Moses Sumney’s “Lonely World” Sounds Anything But

Moses Sumney knows lonely. For the past couple of years, he’s been serenading our alien impulses one track at a time, giving voice to the part of our psyche that would rather burrow inside a tree stump in a forgotten forest than face the outside world. He takes the elastic phrasing of Nina Simone and the purple-black undertones of Nick Drake and invites us to a place of eerie calm. The highwire theatrics of his voice are brought down to the dirt with soothing strums. A foggy echo keeps everything at a distance. His songs sound like lullabies for the self, hymns of fragile persistence.
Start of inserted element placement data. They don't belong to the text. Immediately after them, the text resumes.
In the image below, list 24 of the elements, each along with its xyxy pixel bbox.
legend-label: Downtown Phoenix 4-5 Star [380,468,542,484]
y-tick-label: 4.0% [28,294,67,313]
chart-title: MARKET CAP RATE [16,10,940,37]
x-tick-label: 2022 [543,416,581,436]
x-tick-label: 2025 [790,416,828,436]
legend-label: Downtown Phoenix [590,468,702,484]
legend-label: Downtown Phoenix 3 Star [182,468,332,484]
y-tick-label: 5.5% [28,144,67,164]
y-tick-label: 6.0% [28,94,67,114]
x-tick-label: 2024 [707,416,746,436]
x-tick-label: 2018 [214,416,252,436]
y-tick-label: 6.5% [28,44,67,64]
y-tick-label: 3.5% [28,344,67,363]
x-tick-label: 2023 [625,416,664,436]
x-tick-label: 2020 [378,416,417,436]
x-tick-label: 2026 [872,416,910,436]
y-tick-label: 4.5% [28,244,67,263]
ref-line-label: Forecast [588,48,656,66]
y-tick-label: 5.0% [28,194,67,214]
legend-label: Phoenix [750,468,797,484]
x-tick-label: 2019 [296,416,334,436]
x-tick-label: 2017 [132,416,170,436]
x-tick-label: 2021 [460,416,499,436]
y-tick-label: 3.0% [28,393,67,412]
At first, “Lonely World” seems to fit this pattern. There are the strums, the echo, the hesitant ache. “And the sound of the void flows through your body undestroyed,” he muses, as if he’s the last astronaut looking back at an imploding earth. But suddenly, he’s no longer alone. A bass drum starts to thump on time. Hi-hats flare and flutter. Pointillistic synths and guitars whirl. Thundercat’s bass pushes ahead. Then Sumney’s voice refracts into an endless mirror and starts to chant the word “lonely,” making it sound anything but. Everything crests. The last minute of this song sounds like a coronation, like a kaleidoscope, like a lost Radiohead classic. It is the ecstasy of being alone, rendered by a man who would know.